Objective: To compare the success rates of iRoot BP Plus and mineral trioxide aggregate (MTA) used as pulp capping materials respectively in pulpotomies of human primary molars and to evaluate the clinical efficacy of iRoot BP Plus. Methods: Children who had at least one pair of carious primary molars and needed to receive pulpotomy under general anesthesia were selected in the present split-mouth trail from August to December, 2018. Each pair of the molars was randomly divided into iRoot BP Plus (experimental group) and MTA group (control group). Children were recalled after 3, 6 and 12 months of treatment both for clinical and radiographic evaluations. Relevant medical and radiographic records were collected. Success rates of two groups were compared and influence factors were analyzed. Results: Totally 20 children (10 boys and 10 girls), 28 pairs of split-mouth molars (56 molars, 28 in experimental group and 28 in control group) were included in the study.
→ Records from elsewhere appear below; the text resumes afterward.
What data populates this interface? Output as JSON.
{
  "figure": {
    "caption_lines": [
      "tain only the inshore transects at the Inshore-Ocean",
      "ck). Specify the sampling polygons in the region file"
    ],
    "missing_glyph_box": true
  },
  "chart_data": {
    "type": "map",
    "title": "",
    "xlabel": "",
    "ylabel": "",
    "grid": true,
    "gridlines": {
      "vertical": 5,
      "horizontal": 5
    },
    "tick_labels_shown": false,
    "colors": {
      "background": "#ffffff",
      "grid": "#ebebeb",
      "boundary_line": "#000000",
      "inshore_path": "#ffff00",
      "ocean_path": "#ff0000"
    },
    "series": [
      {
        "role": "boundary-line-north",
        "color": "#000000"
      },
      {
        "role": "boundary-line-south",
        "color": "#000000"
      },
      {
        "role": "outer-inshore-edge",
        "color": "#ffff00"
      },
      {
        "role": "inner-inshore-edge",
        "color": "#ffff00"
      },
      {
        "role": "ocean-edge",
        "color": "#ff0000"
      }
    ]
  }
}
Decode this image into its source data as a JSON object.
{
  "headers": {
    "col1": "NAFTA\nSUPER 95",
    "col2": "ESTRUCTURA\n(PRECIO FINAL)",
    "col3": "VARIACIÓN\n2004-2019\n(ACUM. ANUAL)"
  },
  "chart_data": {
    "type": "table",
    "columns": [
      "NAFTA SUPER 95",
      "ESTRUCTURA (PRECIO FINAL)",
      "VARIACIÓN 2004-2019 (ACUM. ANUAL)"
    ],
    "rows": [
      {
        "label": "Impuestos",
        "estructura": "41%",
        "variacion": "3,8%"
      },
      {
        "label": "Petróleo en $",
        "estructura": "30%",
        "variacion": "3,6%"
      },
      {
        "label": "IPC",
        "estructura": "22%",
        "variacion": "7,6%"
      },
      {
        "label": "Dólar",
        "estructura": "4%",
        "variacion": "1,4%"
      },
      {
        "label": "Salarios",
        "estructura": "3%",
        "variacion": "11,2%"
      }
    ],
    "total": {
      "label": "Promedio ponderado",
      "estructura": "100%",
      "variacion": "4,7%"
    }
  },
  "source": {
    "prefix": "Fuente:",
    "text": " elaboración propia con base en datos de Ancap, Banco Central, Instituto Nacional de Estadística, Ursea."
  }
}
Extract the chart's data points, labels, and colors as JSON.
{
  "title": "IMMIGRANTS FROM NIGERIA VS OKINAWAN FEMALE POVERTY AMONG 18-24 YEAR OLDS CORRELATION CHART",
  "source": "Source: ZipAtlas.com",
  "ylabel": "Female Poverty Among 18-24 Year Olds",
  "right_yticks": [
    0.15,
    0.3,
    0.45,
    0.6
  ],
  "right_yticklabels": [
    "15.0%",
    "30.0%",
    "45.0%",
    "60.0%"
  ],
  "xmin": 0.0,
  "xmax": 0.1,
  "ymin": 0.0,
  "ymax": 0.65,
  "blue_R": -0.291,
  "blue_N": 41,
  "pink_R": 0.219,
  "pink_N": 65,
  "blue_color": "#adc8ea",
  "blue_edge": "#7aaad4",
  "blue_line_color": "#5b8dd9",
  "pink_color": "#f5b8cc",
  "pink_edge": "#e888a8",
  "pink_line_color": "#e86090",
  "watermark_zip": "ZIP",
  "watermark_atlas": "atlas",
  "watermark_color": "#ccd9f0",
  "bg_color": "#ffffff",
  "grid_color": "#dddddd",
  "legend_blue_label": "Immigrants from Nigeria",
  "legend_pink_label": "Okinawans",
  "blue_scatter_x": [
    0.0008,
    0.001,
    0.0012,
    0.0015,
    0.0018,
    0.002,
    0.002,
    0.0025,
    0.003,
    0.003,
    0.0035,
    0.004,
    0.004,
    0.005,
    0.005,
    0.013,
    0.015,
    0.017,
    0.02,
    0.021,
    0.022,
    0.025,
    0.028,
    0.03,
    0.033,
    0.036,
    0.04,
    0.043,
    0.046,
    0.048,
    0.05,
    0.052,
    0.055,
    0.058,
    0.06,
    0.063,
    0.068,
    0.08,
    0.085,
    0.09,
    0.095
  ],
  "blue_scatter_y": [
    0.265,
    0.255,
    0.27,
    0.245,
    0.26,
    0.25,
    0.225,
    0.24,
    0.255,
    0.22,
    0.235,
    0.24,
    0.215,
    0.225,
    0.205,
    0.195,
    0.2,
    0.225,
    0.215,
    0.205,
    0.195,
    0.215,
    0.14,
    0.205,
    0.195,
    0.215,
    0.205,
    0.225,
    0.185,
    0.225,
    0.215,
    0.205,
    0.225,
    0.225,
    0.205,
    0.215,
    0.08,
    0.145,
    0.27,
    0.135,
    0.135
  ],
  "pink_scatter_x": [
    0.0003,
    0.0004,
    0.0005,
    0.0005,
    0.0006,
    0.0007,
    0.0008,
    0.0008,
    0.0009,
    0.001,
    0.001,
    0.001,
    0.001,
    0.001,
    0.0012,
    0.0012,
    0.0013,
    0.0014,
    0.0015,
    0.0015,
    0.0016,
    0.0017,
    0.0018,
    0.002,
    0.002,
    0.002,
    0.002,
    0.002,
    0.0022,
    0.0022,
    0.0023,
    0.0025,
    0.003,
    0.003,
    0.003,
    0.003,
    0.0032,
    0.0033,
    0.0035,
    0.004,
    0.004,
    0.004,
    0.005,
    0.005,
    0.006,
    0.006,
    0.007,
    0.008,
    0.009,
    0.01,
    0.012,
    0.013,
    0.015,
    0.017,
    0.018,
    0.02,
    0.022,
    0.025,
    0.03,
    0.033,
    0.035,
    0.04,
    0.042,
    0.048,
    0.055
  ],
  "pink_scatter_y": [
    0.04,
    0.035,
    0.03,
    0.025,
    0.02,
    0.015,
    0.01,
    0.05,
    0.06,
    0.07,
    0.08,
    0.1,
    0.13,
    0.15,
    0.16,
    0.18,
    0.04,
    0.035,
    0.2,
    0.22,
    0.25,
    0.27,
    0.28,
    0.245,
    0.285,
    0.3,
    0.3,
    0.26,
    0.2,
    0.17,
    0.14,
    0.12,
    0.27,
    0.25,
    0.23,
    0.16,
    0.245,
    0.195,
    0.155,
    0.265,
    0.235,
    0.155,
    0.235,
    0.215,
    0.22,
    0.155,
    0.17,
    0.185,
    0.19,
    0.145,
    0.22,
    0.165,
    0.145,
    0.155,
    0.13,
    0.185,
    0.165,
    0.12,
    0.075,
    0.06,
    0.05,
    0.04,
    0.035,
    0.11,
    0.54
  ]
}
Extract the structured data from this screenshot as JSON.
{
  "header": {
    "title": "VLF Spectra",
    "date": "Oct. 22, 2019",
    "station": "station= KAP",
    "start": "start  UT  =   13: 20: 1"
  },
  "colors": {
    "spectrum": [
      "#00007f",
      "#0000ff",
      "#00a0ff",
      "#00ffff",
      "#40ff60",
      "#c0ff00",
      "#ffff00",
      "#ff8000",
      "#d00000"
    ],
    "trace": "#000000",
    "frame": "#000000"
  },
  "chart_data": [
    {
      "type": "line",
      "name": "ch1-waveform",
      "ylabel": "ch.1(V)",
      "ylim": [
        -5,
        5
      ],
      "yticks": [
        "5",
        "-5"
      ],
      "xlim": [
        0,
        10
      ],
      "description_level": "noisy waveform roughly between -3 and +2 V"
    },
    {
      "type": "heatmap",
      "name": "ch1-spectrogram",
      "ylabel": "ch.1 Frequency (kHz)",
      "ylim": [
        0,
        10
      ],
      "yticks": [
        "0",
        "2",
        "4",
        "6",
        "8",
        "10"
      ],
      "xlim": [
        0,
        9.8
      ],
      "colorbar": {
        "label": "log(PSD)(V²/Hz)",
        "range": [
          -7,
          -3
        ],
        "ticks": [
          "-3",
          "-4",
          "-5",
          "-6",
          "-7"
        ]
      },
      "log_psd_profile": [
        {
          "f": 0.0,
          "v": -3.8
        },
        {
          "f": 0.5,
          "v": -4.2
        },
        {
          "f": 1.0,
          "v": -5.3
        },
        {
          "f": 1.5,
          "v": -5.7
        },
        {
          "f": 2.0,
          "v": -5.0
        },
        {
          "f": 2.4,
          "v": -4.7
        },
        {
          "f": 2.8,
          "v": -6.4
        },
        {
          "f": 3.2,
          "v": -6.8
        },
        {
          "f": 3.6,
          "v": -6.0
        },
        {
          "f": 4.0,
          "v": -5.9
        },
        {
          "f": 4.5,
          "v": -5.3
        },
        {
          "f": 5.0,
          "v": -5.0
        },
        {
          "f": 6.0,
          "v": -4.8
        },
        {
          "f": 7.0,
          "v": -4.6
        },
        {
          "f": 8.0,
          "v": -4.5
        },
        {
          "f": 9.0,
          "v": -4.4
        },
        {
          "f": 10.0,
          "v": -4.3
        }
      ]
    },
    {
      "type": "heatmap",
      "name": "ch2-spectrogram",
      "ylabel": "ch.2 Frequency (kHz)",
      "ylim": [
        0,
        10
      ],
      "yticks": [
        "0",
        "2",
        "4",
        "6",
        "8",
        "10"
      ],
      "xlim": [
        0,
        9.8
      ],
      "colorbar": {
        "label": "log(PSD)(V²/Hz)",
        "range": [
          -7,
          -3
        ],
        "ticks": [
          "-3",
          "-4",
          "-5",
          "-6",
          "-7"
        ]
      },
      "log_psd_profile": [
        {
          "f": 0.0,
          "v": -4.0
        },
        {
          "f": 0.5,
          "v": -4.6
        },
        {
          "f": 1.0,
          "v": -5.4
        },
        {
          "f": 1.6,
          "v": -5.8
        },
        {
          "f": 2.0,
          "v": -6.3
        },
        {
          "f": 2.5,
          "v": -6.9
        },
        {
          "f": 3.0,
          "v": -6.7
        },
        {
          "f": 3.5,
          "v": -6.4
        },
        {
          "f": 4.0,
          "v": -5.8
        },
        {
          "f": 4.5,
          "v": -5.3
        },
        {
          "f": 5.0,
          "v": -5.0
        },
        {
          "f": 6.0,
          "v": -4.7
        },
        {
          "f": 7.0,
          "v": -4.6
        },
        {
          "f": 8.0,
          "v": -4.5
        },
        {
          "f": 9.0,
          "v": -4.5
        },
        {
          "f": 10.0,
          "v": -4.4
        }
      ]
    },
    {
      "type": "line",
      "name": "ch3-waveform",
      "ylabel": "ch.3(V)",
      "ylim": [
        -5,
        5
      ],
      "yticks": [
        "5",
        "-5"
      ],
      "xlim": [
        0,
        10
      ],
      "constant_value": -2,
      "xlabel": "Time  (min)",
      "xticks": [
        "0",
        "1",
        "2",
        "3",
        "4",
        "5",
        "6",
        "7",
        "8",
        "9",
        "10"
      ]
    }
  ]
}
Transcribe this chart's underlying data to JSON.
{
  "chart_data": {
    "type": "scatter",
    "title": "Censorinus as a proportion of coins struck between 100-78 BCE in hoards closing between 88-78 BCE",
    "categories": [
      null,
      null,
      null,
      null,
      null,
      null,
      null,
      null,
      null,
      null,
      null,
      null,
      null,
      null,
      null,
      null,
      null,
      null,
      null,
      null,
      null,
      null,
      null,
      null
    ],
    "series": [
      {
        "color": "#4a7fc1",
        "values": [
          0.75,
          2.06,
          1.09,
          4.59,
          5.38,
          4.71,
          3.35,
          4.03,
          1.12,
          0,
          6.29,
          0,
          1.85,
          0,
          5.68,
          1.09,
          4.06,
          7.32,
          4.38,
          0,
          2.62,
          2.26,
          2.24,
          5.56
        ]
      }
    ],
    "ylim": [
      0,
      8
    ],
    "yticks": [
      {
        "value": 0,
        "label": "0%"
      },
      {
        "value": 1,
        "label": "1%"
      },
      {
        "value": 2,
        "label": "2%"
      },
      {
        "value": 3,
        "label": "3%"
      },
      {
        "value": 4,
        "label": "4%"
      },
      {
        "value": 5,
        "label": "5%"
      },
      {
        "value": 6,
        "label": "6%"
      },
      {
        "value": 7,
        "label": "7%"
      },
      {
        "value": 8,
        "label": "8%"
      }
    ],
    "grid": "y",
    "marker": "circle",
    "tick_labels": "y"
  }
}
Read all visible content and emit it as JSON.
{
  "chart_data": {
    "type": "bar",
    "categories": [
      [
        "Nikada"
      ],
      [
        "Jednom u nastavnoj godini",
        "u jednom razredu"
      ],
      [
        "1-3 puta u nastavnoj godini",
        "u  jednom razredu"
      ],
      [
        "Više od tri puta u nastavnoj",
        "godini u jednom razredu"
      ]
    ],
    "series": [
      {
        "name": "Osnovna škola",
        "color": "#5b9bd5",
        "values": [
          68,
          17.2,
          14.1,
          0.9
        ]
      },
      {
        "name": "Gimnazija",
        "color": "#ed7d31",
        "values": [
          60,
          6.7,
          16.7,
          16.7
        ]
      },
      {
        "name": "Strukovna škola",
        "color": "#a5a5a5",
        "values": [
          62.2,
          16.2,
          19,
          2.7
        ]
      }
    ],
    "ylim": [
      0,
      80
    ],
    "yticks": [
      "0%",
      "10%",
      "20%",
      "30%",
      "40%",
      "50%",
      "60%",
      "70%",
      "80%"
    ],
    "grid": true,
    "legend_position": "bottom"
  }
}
At the end of the study, 23 pairs of molars were received the 12-month follow-up. The success rates of 3, 6 and 12 months were 96% (25/26), 92% (22/24) and 87% (20/23) in the experimental group, and 100% (26/26), 96% (23/24), 96% (22/23) in the control group, respectively. There were no significant differences between each of the follow-ups in two groups (P>0.05). The success rate of iRoot BP Plus was significantly influenced by the time of hemostasis after amputating the coronal pulp (P<0.05). Conclusions: Pulpotomies of human primary molars with either iRoot BP Plus or MTA had favorable treatment outcomes. The iRoot BP Plus could be a promising biomaterial in pulpotomy.